The two ways to approach this in kernel I can think of are 1) propose a new generic scheme for providing platform_data for independently probed / enumerated USB stuff along the lines of SPI / I2C; or 2) add support for kernel commandline tokens in usbnet.c allowing override of naming for devices found on specific bus paths, eg, usbnet.forceifname=usb,1-1.1:1.0,eth but it seems to me this may be less welcome for the USB people to hear upstream than the udev people in the userspace case.

Revision history for this message
Michael Pujos (pujos) wrote :

Could anyone make a working udev rule that renames usb0 to eth0 ?

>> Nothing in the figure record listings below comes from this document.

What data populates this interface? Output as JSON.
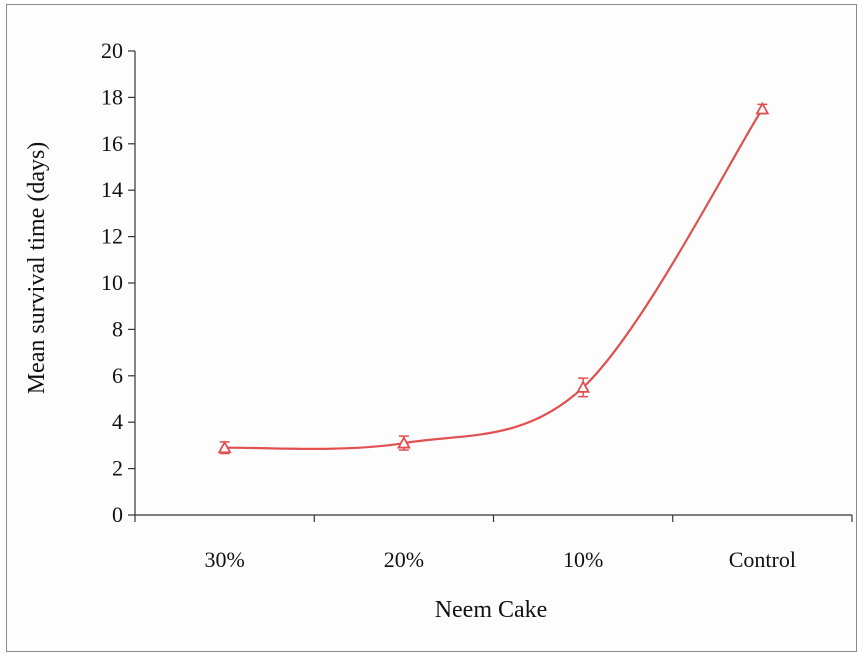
{
  "chart_data": {
    "type": "line",
    "categories": [
      "30%",
      "20%",
      "10%",
      "Control"
    ],
    "series": [
      {
        "values": [
          2.9,
          3.1,
          5.5,
          17.5
        ],
        "error": [
          0.25,
          0.3,
          0.4,
          0.2
        ],
        "marker": "triangle-open",
        "color": "#e05050"
      }
    ],
    "xlabel": "Neem Cake",
    "ylabel": "Mean survival time (days)",
    "ylim": [
      0,
      20
    ],
    "yticks": [
      0,
      2,
      4,
      6,
      8,
      10,
      12,
      14,
      16,
      18,
      20
    ],
    "grid": false,
    "smooth": true
  }
}
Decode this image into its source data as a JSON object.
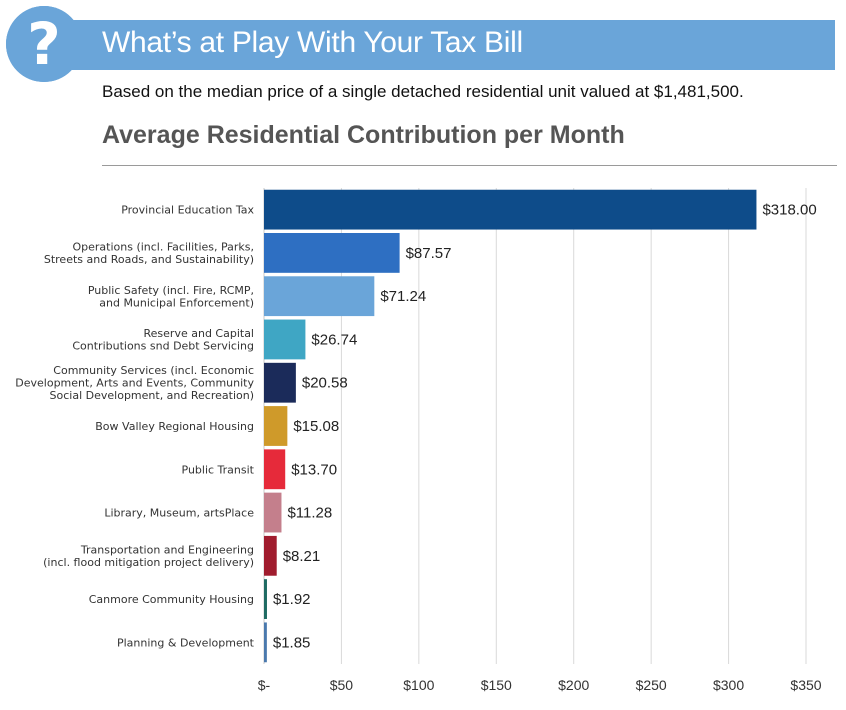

Theorically this simple rule should work:

KERNEL=="usb0", NAME="eth0"

but it doesn't: eth0 does not exist and udev gives weird errors on boot:

Starting udev
udevd[69]: specified group 'video' unknown
udevd[69]: specified group 'floppy' unknown
udevd[69]: specified group 'cdrom' unknown
udevd[69]: specified group 'tape' unknown

[ 3433.191833] udev[70]: starting version 165
udevd-work[181]: open /dev/null failed: No such file or directory
udevd-work[182]: open /dev/null failed: No such file or directory
udevd-work[183]: open /dev/null failed: No such file or directory
udevd[70]: failed to create queue file: No space left on device

Is that even possible to rename usb0 in eth0 ?

Changed in linux-linaro:
assignee: Torez Smith (lnxtorez) → Andy Green (andy-openmoko)
assignee: Andy Green (andy-openmoko) → Andy Green (andysmithgreen)
Changed in linux-linaro:
assignee: Andy Green (andysmithgreen) → warmcat (andy-warmcat)
Revision history for this message
Tom Gall (tom-gall) wrote :

I believe this is fixed. Running the linaro-developer image from a snapshot dated April 22nd, it's eth0 on my Xm.

Revision history for this message
warmcat (andy-warmcat) wrote :

Right after a big battle a patch from Arnd Bergmann was accepted that turns all USB ethernets to eth%d and it's in mainline.